Bill Masini, trading standards officer at the council, submitted a representation to the council ahead of the review and said: "Considering the seriousness of breaches and the overall interests of the local community, trading standards recommends the premises licence be revoked."
Greg Fell, director for public health, also weighed in and said he was "extremely concerned", adding: "The pandemic of covid19 is a current critical threat to public safety. This is well publicised and I cannot believe how anyone could have any other interpretation.
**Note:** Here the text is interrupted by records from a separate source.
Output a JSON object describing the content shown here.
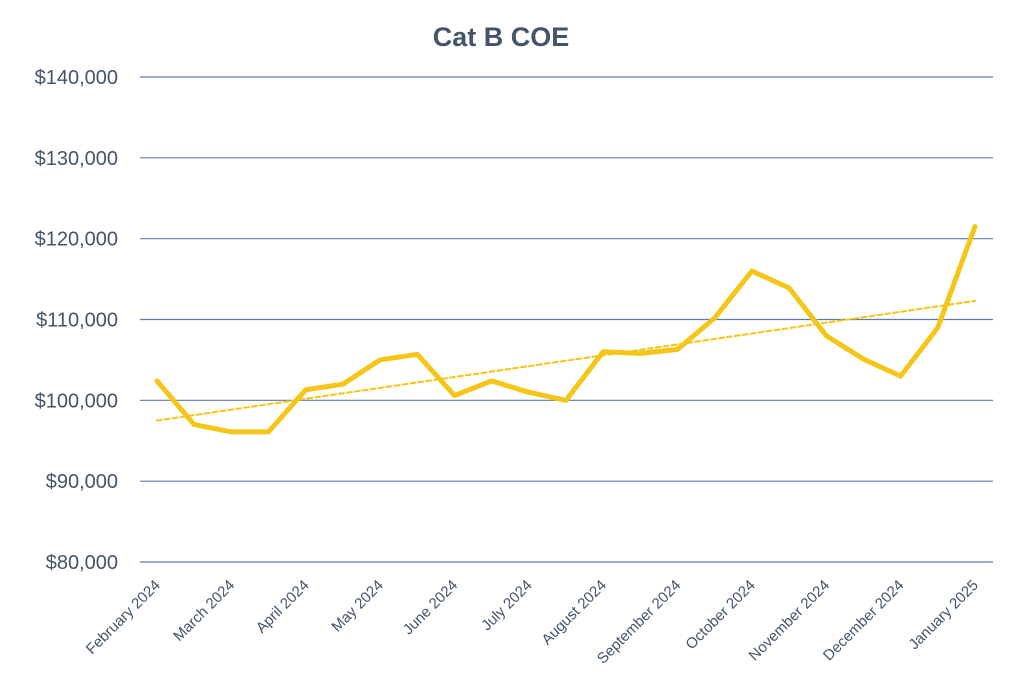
{
  "chart_data": {
    "type": "line",
    "title": "Cat B COE",
    "xlabel": "",
    "ylabel": "",
    "ylim": [
      80000,
      140000
    ],
    "y_ticks": [
      80000,
      90000,
      100000,
      110000,
      120000,
      130000,
      140000
    ],
    "y_tick_labels": [
      "$80,000",
      "$90,000",
      "$100,000",
      "$110,000",
      "$120,000",
      "$130,000",
      "$140,000"
    ],
    "x_ticks": [
      "February 2024",
      "March 2024",
      "April 2024",
      "May 2024",
      "June 2024",
      "July 2024",
      "August 2024",
      "September 2024",
      "October 2024",
      "November 2024",
      "December 2024",
      "January 2025"
    ],
    "grid": true,
    "legend": "none",
    "series": [
      {
        "name": "Cat B COE",
        "color": "#f5c518",
        "style": "solid",
        "x_index": [
          0,
          0.5,
          1,
          1.5,
          2,
          2.5,
          3,
          3.5,
          4,
          4.5,
          5,
          5.5,
          6,
          6.5,
          7,
          7.5,
          8,
          8.5,
          9,
          9.5,
          10,
          10.5,
          11
        ],
        "values": [
          102400,
          97000,
          96100,
          96100,
          101300,
          102000,
          105000,
          105700,
          100600,
          102400,
          101000,
          100000,
          106000,
          105800,
          106300,
          110200,
          116000,
          113900,
          108000,
          105100,
          103000,
          109000,
          121500
        ]
      },
      {
        "name": "Linear trend",
        "color": "#f5c518",
        "style": "dashed",
        "x_index": [
          0,
          11
        ],
        "values": [
          97500,
          112300
        ]
      }
    ]
  }
}
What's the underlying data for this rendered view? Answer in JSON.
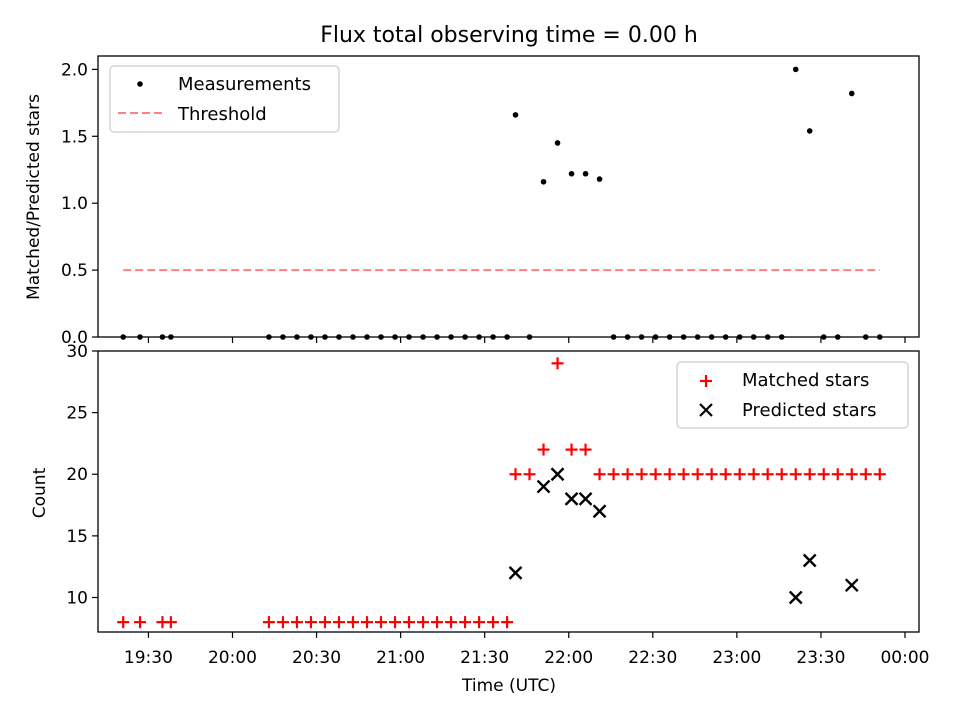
{
  "title": "Flux total observing time = 0.00 h",
  "chart_data": [
    {
      "type": "scatter",
      "ylabel": "Matched/Predicted stars",
      "xlim": [
        "19:12",
        "00:05"
      ],
      "ylim": [
        0,
        2.1
      ],
      "yticks": [
        0.0,
        0.5,
        1.0,
        1.5,
        2.0
      ],
      "ytick_labels": [
        "0.0",
        "0.5",
        "1.0",
        "1.5",
        "2.0"
      ],
      "legend": {
        "placement": "upper-left",
        "entries": [
          "Measurements",
          "Threshold"
        ]
      },
      "series": [
        {
          "name": "Measurements",
          "color": "#000000",
          "x": [
            "19:21",
            "19:27",
            "19:35",
            "19:38",
            "20:13",
            "20:18",
            "20:23",
            "20:28",
            "20:33",
            "20:38",
            "20:43",
            "20:48",
            "20:53",
            "20:58",
            "21:03",
            "21:08",
            "21:13",
            "21:18",
            "21:23",
            "21:28",
            "21:33",
            "21:38",
            "21:41",
            "21:46",
            "21:51",
            "21:56",
            "22:01",
            "22:06",
            "22:11",
            "22:16",
            "22:21",
            "22:26",
            "22:31",
            "22:36",
            "22:41",
            "22:46",
            "22:51",
            "22:56",
            "23:01",
            "23:06",
            "23:11",
            "23:16",
            "23:21",
            "23:26",
            "23:31",
            "23:36",
            "23:41",
            "23:46",
            "23:51"
          ],
          "y": [
            0,
            0,
            0,
            0,
            0,
            0,
            0,
            0,
            0,
            0,
            0,
            0,
            0,
            0,
            0,
            0,
            0,
            0,
            0,
            0,
            0,
            0,
            1.66,
            0,
            1.16,
            1.45,
            1.22,
            1.22,
            1.18,
            0,
            0,
            0,
            0,
            0,
            0,
            0,
            0,
            0,
            0,
            0,
            0,
            0,
            2.0,
            1.54,
            0,
            0,
            1.82,
            0,
            0
          ]
        },
        {
          "name": "Threshold",
          "color": "#ff8080",
          "style": "dashed",
          "x": [
            "19:21",
            "23:51"
          ],
          "y": [
            0.5,
            0.5
          ]
        }
      ]
    },
    {
      "type": "scatter",
      "xlabel": "Time (UTC)",
      "ylabel": "Count",
      "xlim": [
        "19:12",
        "00:05"
      ],
      "ylim": [
        7.2,
        30
      ],
      "yticks": [
        10,
        15,
        20,
        25,
        30
      ],
      "ytick_labels": [
        "10",
        "15",
        "20",
        "25",
        "30"
      ],
      "xticks": [
        "19:30",
        "20:00",
        "20:30",
        "21:00",
        "21:30",
        "22:00",
        "22:30",
        "23:00",
        "23:30",
        "00:00"
      ],
      "legend": {
        "placement": "upper-right",
        "entries": [
          "Matched stars",
          "Predicted stars"
        ]
      },
      "series": [
        {
          "name": "Matched stars",
          "color": "#ff0000",
          "marker": "plus",
          "x": [
            "19:21",
            "19:27",
            "19:35",
            "19:38",
            "20:13",
            "20:18",
            "20:23",
            "20:28",
            "20:33",
            "20:38",
            "20:43",
            "20:48",
            "20:53",
            "20:58",
            "21:03",
            "21:08",
            "21:13",
            "21:18",
            "21:23",
            "21:28",
            "21:33",
            "21:38",
            "21:41",
            "21:46",
            "21:51",
            "21:56",
            "22:01",
            "22:06",
            "22:11",
            "22:16",
            "22:21",
            "22:26",
            "22:31",
            "22:36",
            "22:41",
            "22:46",
            "22:51",
            "22:56",
            "23:01",
            "23:06",
            "23:11",
            "23:16",
            "23:21",
            "23:26",
            "23:31",
            "23:36",
            "23:41",
            "23:46",
            "23:51"
          ],
          "y": [
            8,
            8,
            8,
            8,
            8,
            8,
            8,
            8,
            8,
            8,
            8,
            8,
            8,
            8,
            8,
            8,
            8,
            8,
            8,
            8,
            8,
            8,
            20,
            20,
            22,
            29,
            22,
            22,
            20,
            20,
            20,
            20,
            20,
            20,
            20,
            20,
            20,
            20,
            20,
            20,
            20,
            20,
            20,
            20,
            20,
            20,
            20,
            20,
            20
          ]
        },
        {
          "name": "Predicted stars",
          "color": "#000000",
          "marker": "x",
          "x": [
            "21:41",
            "21:51",
            "21:56",
            "22:01",
            "22:06",
            "22:11",
            "23:21",
            "23:26",
            "23:41"
          ],
          "y": [
            12,
            19,
            20,
            18,
            18,
            17,
            10,
            13,
            11
          ]
        }
      ]
    }
  ]
}
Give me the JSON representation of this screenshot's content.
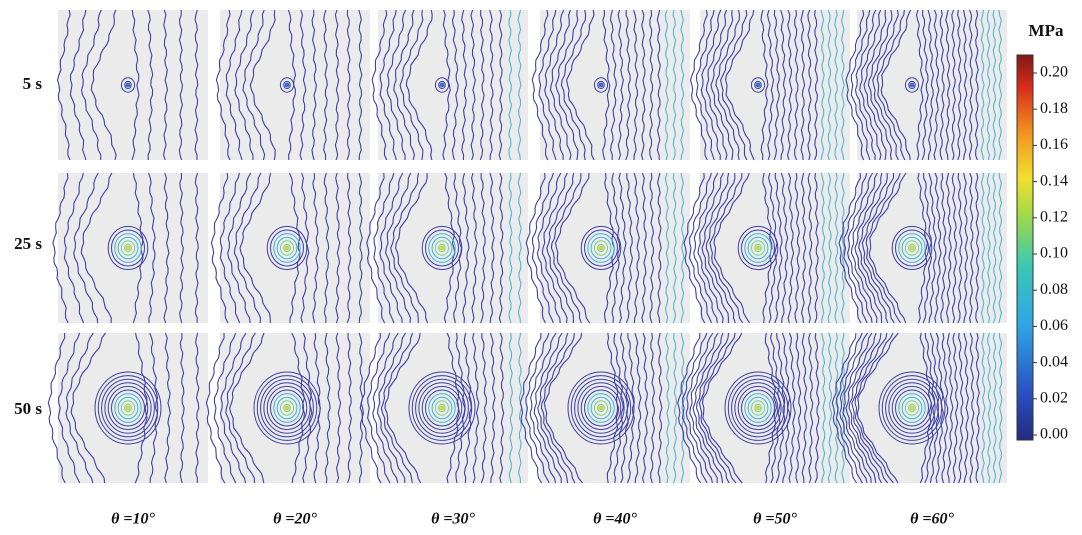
{
  "row_labels": [
    "5 s",
    "25 s",
    "50 s"
  ],
  "column_labels": [
    "θ =10°",
    "θ =20°",
    "θ =30°",
    "θ =40°",
    "θ =50°",
    "θ =60°"
  ],
  "colorbar": {
    "unit": "MPa",
    "ticks": [
      "0.20",
      "0.18",
      "0.16",
      "0.14",
      "0.12",
      "0.10",
      "0.08",
      "0.06",
      "0.04",
      "0.02",
      "0.00"
    ]
  }
}
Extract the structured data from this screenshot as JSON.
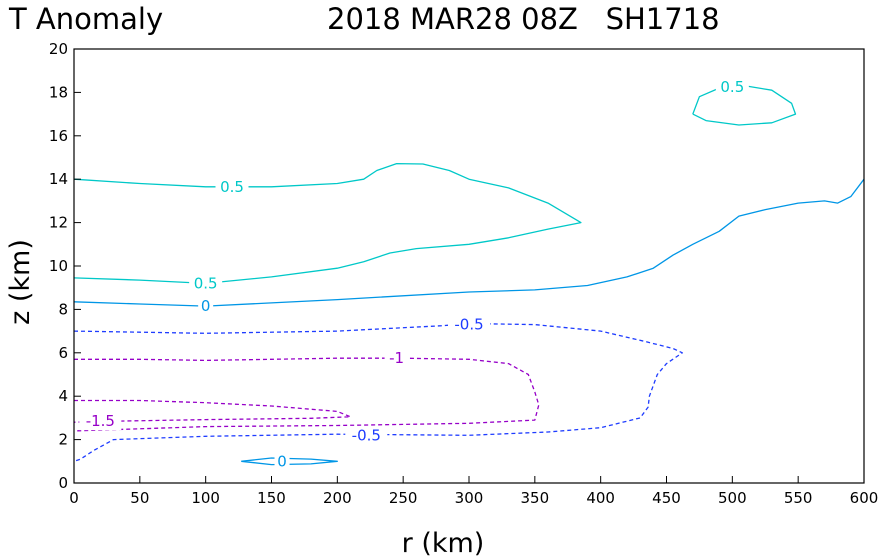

"The council is clear in its position, we are following the national strategy on the response to covid19, furthermore the council has been clear that protecting public safety is of paramount concern.
“In this instance, these licensed premises should have been aware of the restrictions on opening through the representations made by officers and should have been made aware of the packages of support available to businesses and employees who may suffer hardship during this period. There is no justification in terms of lack of awareness or financial hardship for these breaches."
Previously Mr Greasby, who has had the Pitsmoor for around a year and the Staffordshire Arms for nearly eight years, said: "I would not wish to make any comment at this stage other than to say that the press reports are wildly inaccurate.
“In one instance there was no-one in the public house at all and in the other instance the only people in the public house were my son and some of his friends.
“They were upstairs in the private quarters, no money was taken for any drinks in either instance.
“Neither of these pubs were at the time open to the public.
“The full detail of what took place on these occasions will be given to the proper licensing authority in due course.”
When approached for comment following the release of the reports ahead of the meeting, Mr Greasby said he did not want to comment further.
The council's licensing committee is due to make a decision on Tuesday, June 23 at 1.30pm. The meeting will be held via an online video conference.